This article was published on January 24, 2010

Zune Is The Best Music Management Software In Existence


Zune Is The Best Music Management Software In Existence

zune logoIf you spend most of your day at your desk and love music, the chances are that you and your music playing software have become quite close. For nearly every one  of you reading this, that means one thing: iTunes.

I want to introduce you to, in my humble opinion, the best way to manage your music: Zune. I am not saying that is has the best music store, it doesn’t. However, if you already have an extensive media collection, you must give Zune a try. It will change the way that you enjoy your music.

To clarify, I use iTunes when I need to sync with my iPhone. That happens twice a month when I cycle the music. Twelve hours a day I have Zune running.

Zune is an immersive music experience. When you fire up the main screen you are shown a three column interface: an artist list, albums displayed with cover art, and the current track listing. It looks like this, all screenshots from my desktop:

zune 1

Zune invites you to order all the columns as you wish. The first (artists) column can be done alphabetically forwards or backwards. Albums can be displayed by date added to library (my favorite), alphabetically both ways, by release year, and by artist (alphabetical artist listing), and the third column can be sorted by song first name, user rating, and by original album track listing. Need more options? I didn’t think so. Of course, all three columns are fully scalable.

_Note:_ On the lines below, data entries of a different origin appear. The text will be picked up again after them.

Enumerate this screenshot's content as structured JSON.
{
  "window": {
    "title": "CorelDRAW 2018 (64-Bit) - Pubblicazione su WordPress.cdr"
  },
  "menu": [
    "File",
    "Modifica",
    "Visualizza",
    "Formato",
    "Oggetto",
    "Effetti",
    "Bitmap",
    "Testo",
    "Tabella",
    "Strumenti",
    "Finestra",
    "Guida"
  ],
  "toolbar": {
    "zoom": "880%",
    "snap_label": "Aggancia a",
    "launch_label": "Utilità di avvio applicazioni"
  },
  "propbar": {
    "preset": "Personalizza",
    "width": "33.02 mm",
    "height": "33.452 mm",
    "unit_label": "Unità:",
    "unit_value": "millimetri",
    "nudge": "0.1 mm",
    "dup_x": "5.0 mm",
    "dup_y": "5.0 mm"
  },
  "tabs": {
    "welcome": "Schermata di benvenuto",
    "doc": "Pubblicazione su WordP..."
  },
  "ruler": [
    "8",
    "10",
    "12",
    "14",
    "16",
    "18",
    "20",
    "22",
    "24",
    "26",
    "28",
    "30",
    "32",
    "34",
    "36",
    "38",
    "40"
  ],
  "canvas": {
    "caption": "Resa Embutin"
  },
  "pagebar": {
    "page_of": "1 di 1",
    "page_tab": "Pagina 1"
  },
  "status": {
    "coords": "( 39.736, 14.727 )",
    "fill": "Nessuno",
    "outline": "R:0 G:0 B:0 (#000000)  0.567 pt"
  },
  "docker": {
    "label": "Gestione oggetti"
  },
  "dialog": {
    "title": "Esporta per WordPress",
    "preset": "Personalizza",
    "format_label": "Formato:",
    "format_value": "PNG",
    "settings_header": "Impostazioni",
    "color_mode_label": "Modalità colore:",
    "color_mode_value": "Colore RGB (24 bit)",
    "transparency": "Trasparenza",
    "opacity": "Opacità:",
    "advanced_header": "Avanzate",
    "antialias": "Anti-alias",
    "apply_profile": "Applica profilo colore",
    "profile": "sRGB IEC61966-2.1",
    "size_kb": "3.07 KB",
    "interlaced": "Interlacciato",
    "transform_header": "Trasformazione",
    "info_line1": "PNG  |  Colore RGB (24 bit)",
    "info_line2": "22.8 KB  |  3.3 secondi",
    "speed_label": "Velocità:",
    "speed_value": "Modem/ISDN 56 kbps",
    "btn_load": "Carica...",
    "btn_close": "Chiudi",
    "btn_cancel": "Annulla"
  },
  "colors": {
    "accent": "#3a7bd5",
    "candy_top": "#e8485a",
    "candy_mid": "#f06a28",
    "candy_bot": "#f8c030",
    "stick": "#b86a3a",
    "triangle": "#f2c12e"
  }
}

Once you select and start playing music, Zune shows off its pretty. The Zune now playing screen is one of the best interfaces ever created for music. It works in one of two ways, depending on how popular the artist is that you are playing. Once a track is playing you can either select to head to the now playing screen, or wait and have Zune do it for you. Once the screen is loaded it will display a panorama of album art in your library. All the square images are randomly sized, making some albums large, and others quite small. They all revolve, creating (slowly) a fresh screen. It looks like this:

zune 2

If the artist that you are playing is famous, Zune has at the ready a number of photos of the artist, which they fade in and cycle through while the music is playing:

zune 3

Especially if you are running Zune alone on an external monitor, the effect is immersive. Zune has some great shots of Tool, if you are so inclined. Zune is designed to make music glamorous. The colors cycle. Text hovers and skates over the images, displaying how many times that song has been played across Zune in total. People will walk past your desk, stop, come over and ask what software you are running.

Even more, Zune has great playlist capability. I put together an auto-playlist that tracks my music based on how often I listen to it, with one caveat: no song is allowed to be on the playlist unless I have played it five times. Result: a constantly updated and updated playlist of my all time favorite music. Of course, I can slice, dice, and sort it any number of ways.

Zune has the best folder management, the best genre management, quick search, and also a strong social aspect. When you use Zune, you can sign up for a Zune Tag. Add me as a friend, my Tag is WarKaiser42. It’s like a Last.fm for iTunes users, but integrated. Zune also has a badge system not unlike what Foursquare uses (Zune did it first, I think), to track how much you listen to a particular artist. For example, I have four Silver Artist Power Listener badges, meaning that I have given four artists over 1,000 plays each (Metallica, Eminem, Slayer, Jedi Mind Tricks).

As a final note, Zune is fast. On all of my very capable computers, Zune is leaps and bounds faster than iTunes. I am nearing some 10,000 tracks, so my library is not as massive as some friends that I have, but in Zune there is never a second of lag. iTunes has buckets of lag and a 2 minute start cycle.

I could go on for another 700 words, but that would be ridiculous. These are just my favorite parts of Zune, what you like will be different.

If you have never used Zune, you owe it to yourself to try it out. It only works on Windows at the moment, so to the 6% of you on Macs, I do apologize. Windows users can download it here.